History

United States
- Ordered: as Alfred A. Wotkyns
- Launched: 1863
- Acquired: 9 December 1863
- Commissioned: circa 24 April 1864
- Decommissioned: sank, 12 April 1865
- In service: 7 November 1865
- Out of service: 25 April 1866
- Stricken: 1866 (est.)
- Fate: Sold, 8 December 1866

General characteristics
- Type: Tugboat
- Displacement: 72 tons
- Length: 70 ft (21 m)
- Beam: 16 ft 4 in (4.98 m)
- Depth of hold: 7 ft (2.1 m)
- Propulsion: steam engine; screw-propelled;
- Speed: 9 knots (17 km/h; 10 mph)
- Complement: 15
- Armament: one heavy smoothbore 12-pounder gun

= USS Althea (1863) =

Tugboat of the United States Navy

USS Althea was a screw steamer acquired by the Union Navy during the American Civil War. The Union Navy used it as a tugboat, a torpedo boat, and a ship's tender in support of the Union Navy blockade of Confederate waterways.

==Service history==
Alfred A. Wotkyns was a screw tugboat that Lewis Hoagland built in 1863 at New Brunswick, New Jersey. The Union Navy purchased it at New York City on 9 December 1863, and renamed it Althea. Soon thereafter it was fitted out for naval service by Secor and Co., of Jersey City, New Jersey. Since the logs for its first period of service are missing—presumably lost when a torpedo (naval mine) sank it—there is no record of Altheas commissioning date. Still, on 24 April 1864 Secretary of the Navy Gideon Welles ordered the commandant of the New York Navy Yard to hurry the tug to Rear Admiral David Glasgow Farragut who then was trying to build up his West Gulf Blockading Squadron for an attack on Mobile, Alabama.

About this time, however, Lieutenant General Ulysses S. Grant was preparing to launch a two-pronged campaign against Richmond, Virginia: driving south from the Rapidan River with the Army of the Potomac toward the Confederate capital and simultaneously ascending the James River, with a force under Major General Benjamin F. Butler, for an amphibious landing at Bermuda Hundred, Virginia, to begin a push through Petersburg, Virginia.

The destructive foray of the Confederate ironclad ram from the Roanoke River into Albemarle Sound, North Carolina, on 17 April and her reappearance on 5 May—the day Grant's offensives began—increased Union anxiety over the possibility that the Confederate squadron at Richmond might descend the James, wrest control of that vital stream from the Union flotilla, and wreck Butler's transports and supply ships, stranding his troops in hostile territory where they would be at the mercy of Southern soldiers. To prevent such an eventuality, Welles sent several warships, formerly ordered to the Gulf of Mexico, to Hampton Roads, Virginia, to reinforce the James River Flotilla.

Althea was one of these ships. While the date of her departure from New York City is not known, the tug was said to be serving on the James in the dispatch dated 17 June 1864 which reported the locations of the ships of the North Atlantic Blockading Squadron. She had been fitted out with a spar torpedo to be used in attacking any Confederate ironclad which might appear and she was prepared to act as a ram should an opportunity for such employment arise. The tug also served as a tender to Union ironclads in the James.

===Gulf service===

Late in July, the situation in that river seemed stable enough to permit the Union warships borrowed from Farragut to move on to the Gulf of Mexico. Repaired and prepared for sea by the Norfolk Navy Yard, Althea departed Hampton Roads in company with three other tugs on the 26th and reached Mobile Bay on 5 August, the day of Farragut's great victory there.

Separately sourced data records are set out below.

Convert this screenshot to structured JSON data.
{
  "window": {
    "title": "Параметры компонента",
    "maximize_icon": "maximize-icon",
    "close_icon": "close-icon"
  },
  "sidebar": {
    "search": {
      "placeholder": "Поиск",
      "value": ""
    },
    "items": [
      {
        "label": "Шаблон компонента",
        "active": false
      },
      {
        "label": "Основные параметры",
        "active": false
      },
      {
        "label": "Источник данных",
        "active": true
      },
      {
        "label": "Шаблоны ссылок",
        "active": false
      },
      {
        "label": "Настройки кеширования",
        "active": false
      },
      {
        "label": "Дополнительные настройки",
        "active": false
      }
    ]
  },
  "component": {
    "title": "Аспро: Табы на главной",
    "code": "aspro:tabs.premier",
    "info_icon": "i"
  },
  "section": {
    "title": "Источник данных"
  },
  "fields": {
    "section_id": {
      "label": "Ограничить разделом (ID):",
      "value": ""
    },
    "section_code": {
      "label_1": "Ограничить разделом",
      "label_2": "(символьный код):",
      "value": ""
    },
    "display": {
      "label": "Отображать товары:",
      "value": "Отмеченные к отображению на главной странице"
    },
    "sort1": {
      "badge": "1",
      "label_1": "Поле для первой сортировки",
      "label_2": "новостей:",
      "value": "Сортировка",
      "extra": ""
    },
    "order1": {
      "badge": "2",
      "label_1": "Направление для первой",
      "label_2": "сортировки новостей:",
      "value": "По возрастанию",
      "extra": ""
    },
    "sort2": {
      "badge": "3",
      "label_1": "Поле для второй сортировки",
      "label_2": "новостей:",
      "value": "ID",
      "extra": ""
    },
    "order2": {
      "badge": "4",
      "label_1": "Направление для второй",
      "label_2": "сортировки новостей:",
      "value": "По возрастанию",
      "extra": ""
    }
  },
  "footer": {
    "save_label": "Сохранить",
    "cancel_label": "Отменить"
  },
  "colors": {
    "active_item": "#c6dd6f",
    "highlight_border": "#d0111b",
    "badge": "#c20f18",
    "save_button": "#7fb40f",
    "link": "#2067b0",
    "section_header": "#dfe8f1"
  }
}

Too late to participate in the historic Battle of Mobile Bay, Althea busied herself in ensuing months supporting Farragut's combatant ships as they joined Army forces in operations against the city of Mobile, Alabama. On 12 April, the day Mobile finally surrendered, Althea struck a torpedo (naval mine) in the Blakeley River and sank while returning from a run up that stream in which she had dragged primitive sweep gear in an effort to clear the channels of explosive devices. Two members of her crew were killed in the accident, and three others—including the tug's commanding officer, Acting Ensign Frederick A. G. Bacon—were wounded.

Raised and repaired after the Confederate collapse, Althea was recommissioned at Mobile on 7 November 1865. She carried out towing chores and performed other varied services there, at Pensacola, Florida, and at Key West, Florida, until—towing the monitor – she departed the latter port on 10 April 1866. After reaching the Philadelphia Navy Yard on the 18th, she was decommissioned on 25 April 1866 and sold at auction on 8 December 1866.

===Commercial service===
Redocumented Martin Kalbfleisch on 10 January 1868, she served as a merchant tug until 1896.